Nicely done! I've always liked the design of the ship as well, but I have difficulty reconciling the fact that it leaves no room whatsoever for any form of propulsion system. I've seen one or two build-ups where the modeler used paint effects below the waterline to imply there's more ship beneath the surface of the lake. Regardless, I'd love it if someone were to produce a good styrene kit of the Icarus.



SPQR said:


> by the way I think I have discovered how Dr.Milo,Cornelius and Dr.Zira escaped with Col.Taylors Icarus!


Easy. The studio wanted to wring more money out of the franchise.


----------



## Bobj812 (Jun 15, 2009)

Very nicely done! I've always liked this ship, ever since I saw the movie at the drive in as a wee lad.


----------



## kdaracal (Jan 24, 2009)

This looks great. I love how it's not "crashed", yet. Nice idea. Seems like you always see it in the water. The water effects are in sync with the clean build, but still look realistic. That must be a hard balance. My first instinct would be to "dirty up' the water/land areas, which would not go with the flavor of the clean build idea. 

All elements go together nicely, but are very real. Fantastic! 
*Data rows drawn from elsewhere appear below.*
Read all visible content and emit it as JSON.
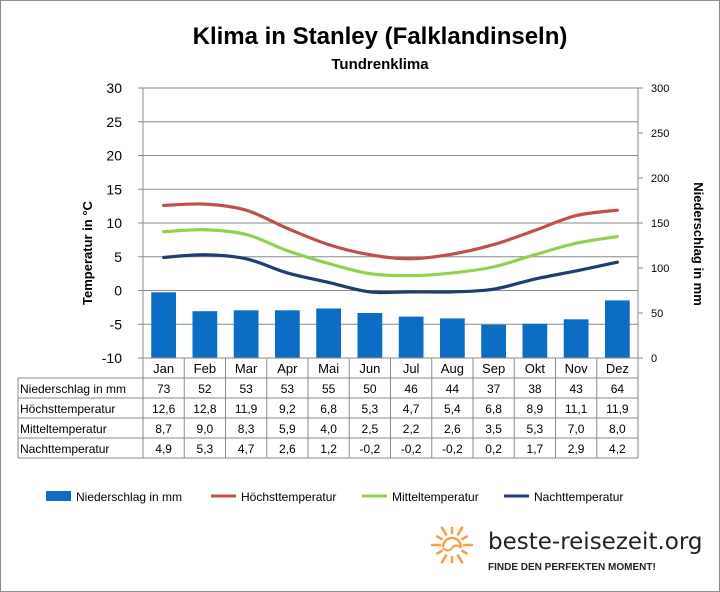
{
  "chart_data": {
    "type": "bar+line",
    "title": "Klima in Stanley (Falklandinseln)",
    "subtitle": "Tundrenklima",
    "ylabel_left": "Temperatur in °C",
    "ylabel_right": "Niederschlag in mm",
    "ylim_left": [
      -10,
      30
    ],
    "yticks_left": [
      "30",
      "25",
      "20",
      "15",
      "10",
      "5",
      "0",
      "-5",
      "-10"
    ],
    "ylim_right": [
      0,
      300
    ],
    "yticks_right": [
      "300",
      "250",
      "200",
      "150",
      "100",
      "50",
      "0"
    ],
    "grid": true,
    "legend_position": "bottom",
    "categories": [
      "Jan",
      "Feb",
      "Mar",
      "Apr",
      "Mai",
      "Jun",
      "Jul",
      "Aug",
      "Sep",
      "Okt",
      "Nov",
      "Dez"
    ],
    "series": [
      {
        "name": "Niederschlag in mm",
        "kind": "bar",
        "axis": "right",
        "color": "#0b6dc3",
        "values": [
          73,
          52,
          53,
          53,
          55,
          50,
          46,
          44,
          37,
          38,
          43,
          64
        ],
        "labels": [
          "73",
          "52",
          "53",
          "53",
          "55",
          "50",
          "46",
          "44",
          "37",
          "38",
          "43",
          "64"
        ]
      },
      {
        "name": "Höchsttemperatur",
        "kind": "line",
        "axis": "left",
        "color": "#c0504d",
        "values": [
          12.6,
          12.8,
          11.9,
          9.2,
          6.8,
          5.3,
          4.7,
          5.4,
          6.8,
          8.9,
          11.1,
          11.9
        ],
        "labels": [
          "12,6",
          "12,8",
          "11,9",
          "9,2",
          "6,8",
          "5,3",
          "4,7",
          "5,4",
          "6,8",
          "8,9",
          "11,1",
          "11,9"
        ]
      },
      {
        "name": "Mitteltemperatur",
        "kind": "line",
        "axis": "left",
        "color": "#92d050",
        "values": [
          8.7,
          9.0,
          8.3,
          5.9,
          4.0,
          2.5,
          2.2,
          2.6,
          3.5,
          5.3,
          7.0,
          8.0
        ],
        "labels": [
          "8,7",
          "9,0",
          "8,3",
          "5,9",
          "4,0",
          "2,5",
          "2,2",
          "2,6",
          "3,5",
          "5,3",
          "7,0",
          "8,0"
        ]
      },
      {
        "name": "Nachttemperatur",
        "kind": "line",
        "axis": "left",
        "color": "#1f3d6e",
        "values": [
          4.9,
          5.3,
          4.7,
          2.6,
          1.2,
          -0.2,
          -0.2,
          -0.2,
          0.2,
          1.7,
          2.9,
          4.2
        ],
        "labels": [
          "4,9",
          "5,3",
          "4,7",
          "2,6",
          "1,2",
          "-0,2",
          "-0,2",
          "-0,2",
          "0,2",
          "1,7",
          "2,9",
          "4,2"
        ]
      }
    ]
  },
  "branding": {
    "site": "beste-reisezeit.org",
    "slogan": "FINDE DEN PERFEKTEN MOMENT!",
    "sun_color": "#f7a04a"
  }
}
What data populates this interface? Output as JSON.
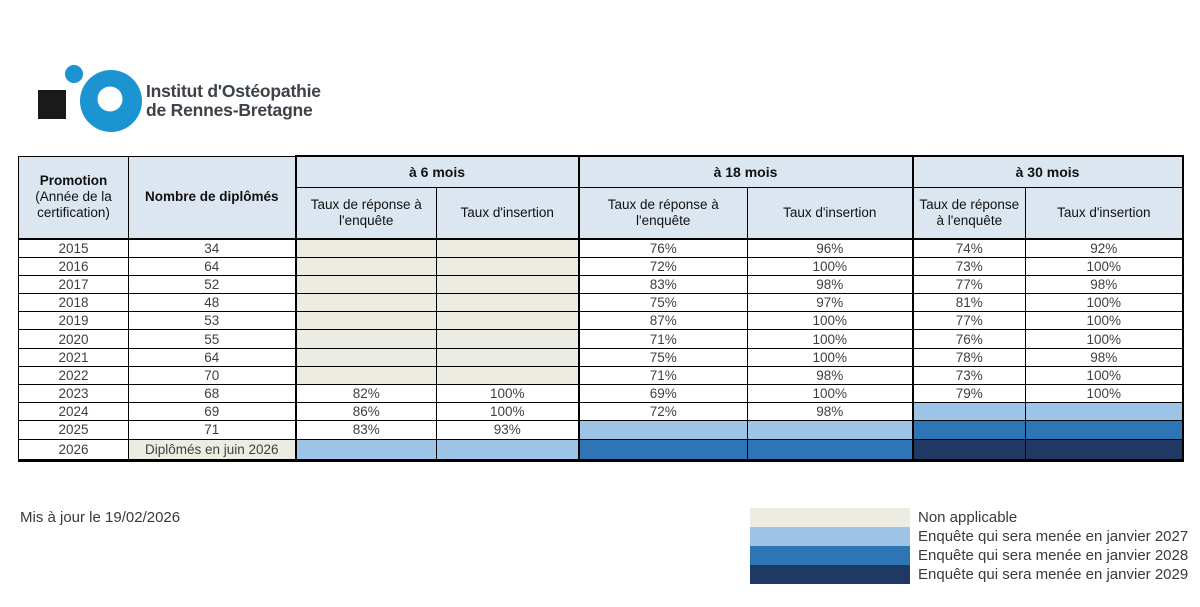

Anymore, I look at a build and love it. But now I'm always asking myself WHY I love it. I suppose I'll actually learn something!! HA! In any case great job!


----------



## kdaracal (Jan 24, 2009)

How did you get the black areas to have that grainy, flecked look on the cockpit and rear areas? I like it a lot.


----------



## Phillip1 (Jul 24, 2009)

Thanks for the compliments. The "black areas" were highlighted with drybrushing Model Master dark ghost gray. This helped to break up the color and bring out all of the hard edges.

P. Gore


----------



## StarshipClass (Aug 13, 2003)

Great paint job and build up! I've saved your pics as reference material! :thumbsup:


----------